Parmi leurs conclusions, Isabelle Cassiers et Catherine Delain proposent de corriger la comptabilité nationale (vieille de 60 ans!), en tenant compte de l’empreinte écologique et du bien-être social. Plus largement enfin, «accroître la coopération et réduire la compétition entre nations pourrait contribuer à relever la satisfaction de tous».
Qu’est-ce qu’on attend pour être cycliste?
«Même mue par un moteur au jus de carotte bio, l’automobile resterait la principale source de nuisances écologiques et sociales de nos civilisations», estime Vincent Cheynet, «repenti» d’une grande agence de pub, reconverti dans la promotion de la «décroissance soutenable». Si l’on compte aujourd’hui quelque 800 millions de véhicules sur la planète, on sait aussi que 80% de la population n’utilise pas de voiture et que donc «l’automobiliste est un marginal tant dans le temps que dans l’espace».
L’auto n’est pas une fatalité. Dans les pays développés, où la voiture est chère et les pistes cyclables nombreuses (comme au Danemark), près d’une famille sur trois vit sans voiture. Et quand les transports en commun sont efficaces et les distances proches (comme à New York), seul un habitant sur quatre possède un permis de conduire (4). Des solutions existent, diversifiées (le covoiturage et la voiture partagée, le train, le tram, le bus, le bateau, la marche à pied, le vélo), qui peuvent largement contribuer à transformer cette course à la croissance à tout prix, en tête de laquelle on trouve la voiture.
Il est temps de reconnecter l’économie à la réalité physique de la planète. Et à ce qui rend l’homme réellement heureux: la relation, pardi! Avec lui-même, avec les autres et avec la nature. Exactement le contraire de l’isolement, qui est l’effet majeur produit par la voiture.
Avez-vous remarqué le nombre de gens qui partent en vacances en emportant leur vélo? Le vélo rendrait-il heureux? Qu’est-ce qu’on attend pour faire valoir notre droit d’être cyclistes toute l’année?
André Ruwet
(et David Leloup, «La voiture propre n’existe pas», Now Future n°5, octobre 2005)
www.imagine-magazine.com
(1) Isabelle Cassiers est professeur au département d’économie de l’UCL (IRES) et membre fondateur de l’Institut pour un développement durable; Catherine Delain est experte auprès du Service de l’évaluation spéciale de la Coopération au Développement (www.uclouvain.be).
(2) En fait un oxymore, c’est-à-dire une figure de style qui consiste à placer l’un à côté de l’autre deux mots opposés. On trouve des cas célèbres d’emploi de ce procédé: «Cette obscure clarté» (Corneille, Le Cid).
(3) Automobile, pétrole, impérialisme, Hossea Jaffe, Parangon/Vs, 2005.

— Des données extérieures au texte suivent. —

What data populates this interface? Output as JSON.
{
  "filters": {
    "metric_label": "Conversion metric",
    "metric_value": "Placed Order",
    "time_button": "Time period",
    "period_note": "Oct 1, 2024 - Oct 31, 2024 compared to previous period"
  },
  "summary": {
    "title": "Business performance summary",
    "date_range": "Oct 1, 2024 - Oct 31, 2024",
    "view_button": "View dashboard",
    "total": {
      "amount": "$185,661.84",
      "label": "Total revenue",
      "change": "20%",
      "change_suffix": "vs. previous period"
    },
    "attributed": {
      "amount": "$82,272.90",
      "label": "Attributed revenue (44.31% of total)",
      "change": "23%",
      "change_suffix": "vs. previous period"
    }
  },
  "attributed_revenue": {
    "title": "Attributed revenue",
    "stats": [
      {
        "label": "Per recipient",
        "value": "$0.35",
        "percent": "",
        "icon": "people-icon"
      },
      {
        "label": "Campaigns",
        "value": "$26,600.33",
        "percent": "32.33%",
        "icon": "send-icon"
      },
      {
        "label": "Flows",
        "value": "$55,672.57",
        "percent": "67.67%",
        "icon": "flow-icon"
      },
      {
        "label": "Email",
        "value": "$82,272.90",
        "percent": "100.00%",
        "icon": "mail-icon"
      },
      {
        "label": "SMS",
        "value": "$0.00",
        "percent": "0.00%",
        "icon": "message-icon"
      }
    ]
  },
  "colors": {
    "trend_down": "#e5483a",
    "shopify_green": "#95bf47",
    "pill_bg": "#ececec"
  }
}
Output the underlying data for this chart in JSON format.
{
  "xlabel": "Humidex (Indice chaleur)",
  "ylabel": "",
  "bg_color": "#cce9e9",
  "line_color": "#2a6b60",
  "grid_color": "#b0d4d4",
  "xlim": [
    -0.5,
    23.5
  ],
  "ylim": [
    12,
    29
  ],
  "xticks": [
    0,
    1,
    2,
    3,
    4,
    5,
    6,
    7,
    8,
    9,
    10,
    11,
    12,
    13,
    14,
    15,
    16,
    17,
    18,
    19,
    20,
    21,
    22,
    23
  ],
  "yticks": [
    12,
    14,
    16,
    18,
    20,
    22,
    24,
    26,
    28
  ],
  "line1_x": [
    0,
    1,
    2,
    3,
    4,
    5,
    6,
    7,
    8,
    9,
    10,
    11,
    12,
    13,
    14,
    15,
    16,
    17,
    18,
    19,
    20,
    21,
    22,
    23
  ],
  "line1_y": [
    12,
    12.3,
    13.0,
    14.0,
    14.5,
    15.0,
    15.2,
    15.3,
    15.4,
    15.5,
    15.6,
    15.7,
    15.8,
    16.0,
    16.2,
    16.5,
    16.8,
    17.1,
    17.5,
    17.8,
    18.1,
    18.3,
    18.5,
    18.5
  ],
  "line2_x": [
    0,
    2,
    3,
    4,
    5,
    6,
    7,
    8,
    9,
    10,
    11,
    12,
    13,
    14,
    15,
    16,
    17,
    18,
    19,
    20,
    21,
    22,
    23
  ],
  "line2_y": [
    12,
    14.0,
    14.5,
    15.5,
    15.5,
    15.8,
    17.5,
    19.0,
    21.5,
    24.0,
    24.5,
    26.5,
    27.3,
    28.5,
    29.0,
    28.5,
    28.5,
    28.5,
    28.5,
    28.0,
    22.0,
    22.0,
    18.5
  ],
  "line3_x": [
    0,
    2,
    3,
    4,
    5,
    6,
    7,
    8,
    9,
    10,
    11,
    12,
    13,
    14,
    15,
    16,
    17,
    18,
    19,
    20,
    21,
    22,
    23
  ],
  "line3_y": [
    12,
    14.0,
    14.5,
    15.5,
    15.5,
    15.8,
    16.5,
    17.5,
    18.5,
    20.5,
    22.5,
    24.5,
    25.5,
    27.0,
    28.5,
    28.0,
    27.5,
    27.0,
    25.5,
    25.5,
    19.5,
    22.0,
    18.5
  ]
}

(4) L’état de la planète, mars-avril 2005.
(5) «Journée mondiale de la santé: l’accident de la route n’est pas une fatalité!», OMS, 7 avril 2004.
(6) L’échelle proposée dans les sondages sur la satisfaction de vie est la suivante: [1] = très insatisfait(e), [2] = plutôt insatisfait(e), [3] = plutôt satisfait(e) et [4] = très satisfait(e).
(7) Critique de l’existence capitaliste: pour une éthique existentielle de l’économie, Editions du Cerf, 2005.